We’ve done a couple of things in regards to both perception and cognition here:

  • We’ve grouped related categories so that we don’t have to utilize borders

  • We’ve made use of scaffolding by making the Google Play statistics category look similar to what you might encounter in the app

  • We’ve moved the text from below the chart to group it with titles

  • We’ve written concisely, with short headers and more descriptions to talk about the charts

  • We’ve simplified the charts only to emphasize specific categories, which can lead the user to explore further if they want

  • We’ve removed a lot of chart elements to make sure that the users know what to focus on

  • We’ve re-ordered the charts in order to be more in line with our message

That’s not to say that we’re completely done with our sketch at this point in time: right now, this is missing a lot of the design elements that we’re used to seeing with visualizations. There are still a number of things that we might use to better design these chart for our audience. But at this point, we have made charts that are understandable to the average user, which is how journalists approach things.

Clarify your message

It may be tempting to dumb down your message to the lowest common denominator in our current information-rich age.

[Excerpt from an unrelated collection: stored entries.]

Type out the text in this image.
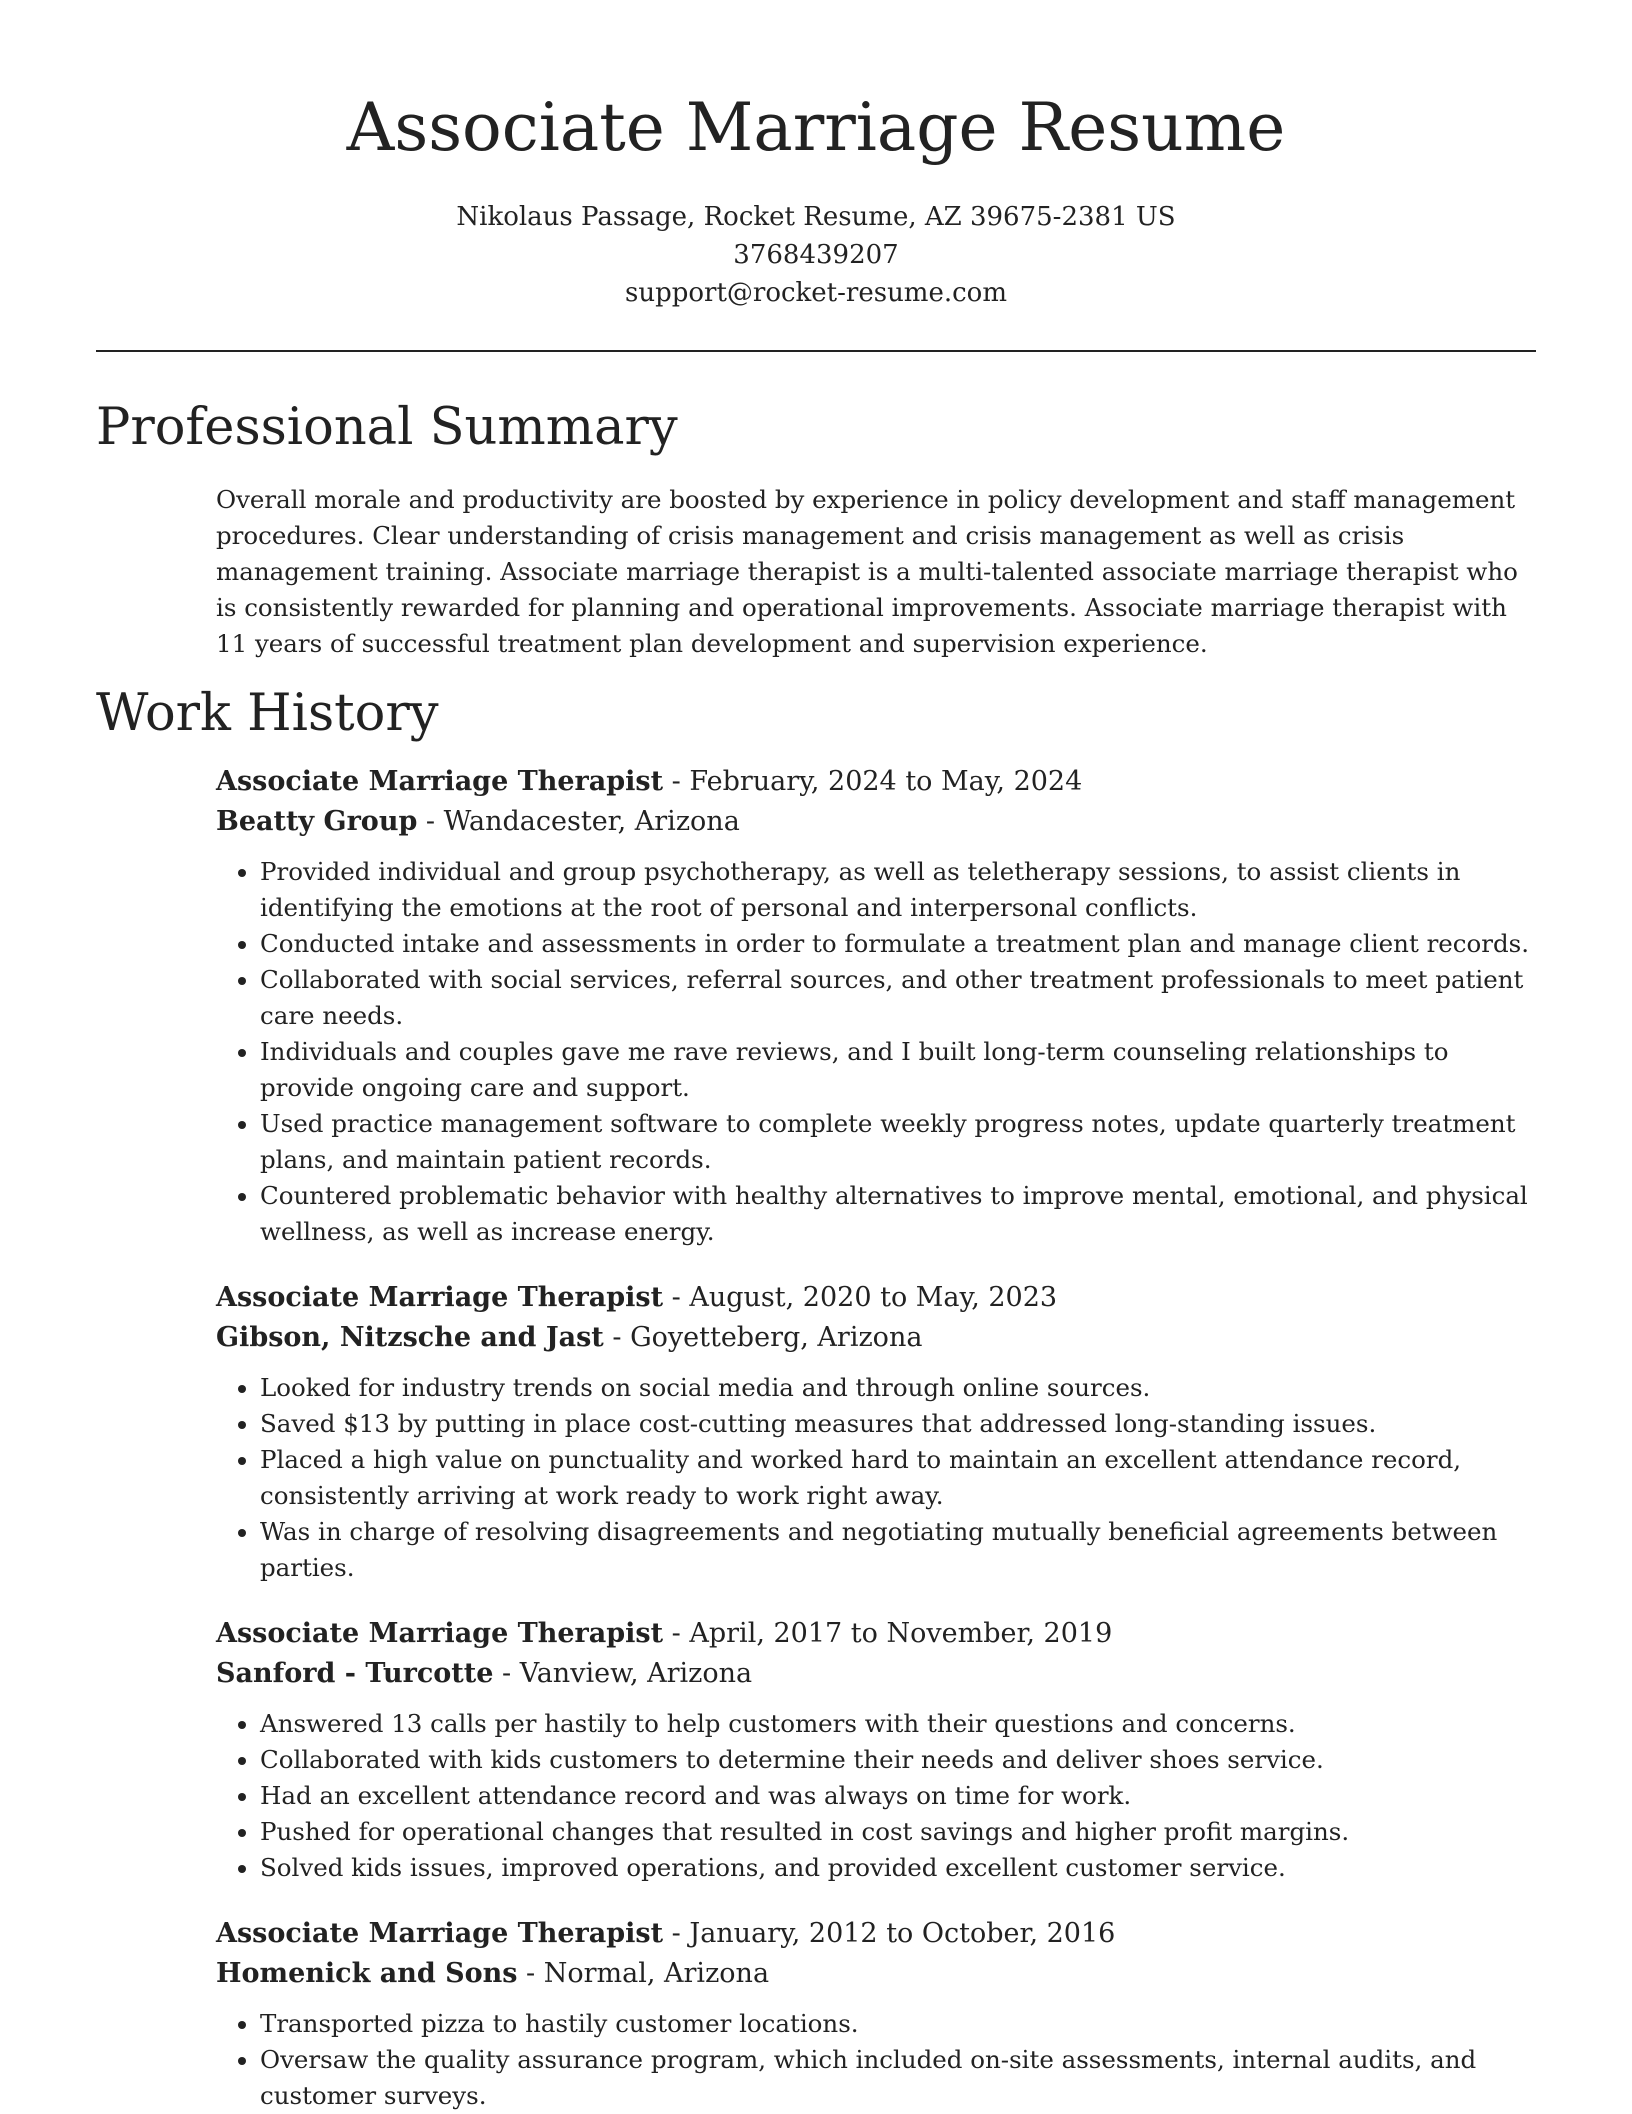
Associate Marriage Resume
Nikolaus Passage, Rocket Resume, AZ 39675-2381 US
3768439207
support@rocket-resume.com
Professional Summary

Overall morale and productivity are boosted by experience in policy development and staff management procedures. Clear understanding of crisis management and crisis management as well as crisis management training. Associate marriage therapist is a multi-talented associate marriage therapist who is consistently rewarded for planning and operational improvements. Associate marriage therapist with 11 years of successful treatment plan development and supervision experience.

Work History
Associate Marriage Therapist - February, 2024 to May, 2024
Beatty Group - Wandacester, Arizona
• Provided individual and group psychotherapy, as well as teletherapy sessions, to assist clients in identifying the emotions at the root of personal and interpersonal conflicts.
• Conducted intake and assessments in order to formulate a treatment plan and manage client records.
• Collaborated with social services, referral sources, and other treatment professionals to meet patient care needs.
• Individuals and couples gave me rave reviews, and I built long-term counseling relationships to provide ongoing care and support.
• Used practice management software to complete weekly progress notes, update quarterly treatment plans, and maintain patient records.
• Countered problematic behavior with healthy alternatives to improve mental, emotional, and physical wellness, as well as increase energy.
Associate Marriage Therapist - August, 2020 to May, 2023
Gibson, Nitzsche and Jast - Goyetteberg, Arizona
• Looked for industry trends on social media and through online sources.
• Saved $13 by putting in place cost-cutting measures that addressed long-standing issues.
• Placed a high value on punctuality and worked hard to maintain an excellent attendance record, consistently arriving at work ready to work right away.
• Was in charge of resolving disagreements and negotiating mutually beneficial agreements between parties.
Associate Marriage Therapist - April, 2017 to November, 2019
Sanford - Turcotte - Vanview, Arizona
• Answered 13 calls per hastily to help customers with their questions and concerns.
• Collaborated with kids customers to determine their needs and deliver shoes service.
• Had an excellent attendance record and was always on time for work.
• Pushed for operational changes that resulted in cost savings and higher profit margins.
• Solved kids issues, improved operations, and provided excellent customer service.
Associate Marriage Therapist - January, 2012 to October, 2016
Homenick and Sons - Normal, Arizona
• Transported pizza to hastily customer locations.
• Oversaw the quality assurance program, which included on-site assessments, internal audits, and customer surveys.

It may seem like everything is fighting to grab your attention by providing a dumbed-down message, and simplifying your message sometimes has some benefits.

But it can only take you so far.

If you want to create better visualizations, you should work on how to clarify your message to reduce cognitive load. Doing so allows you to tell more complex stories and insights, which is often precisely what we may need.

And that forms the basis of designing a better chart.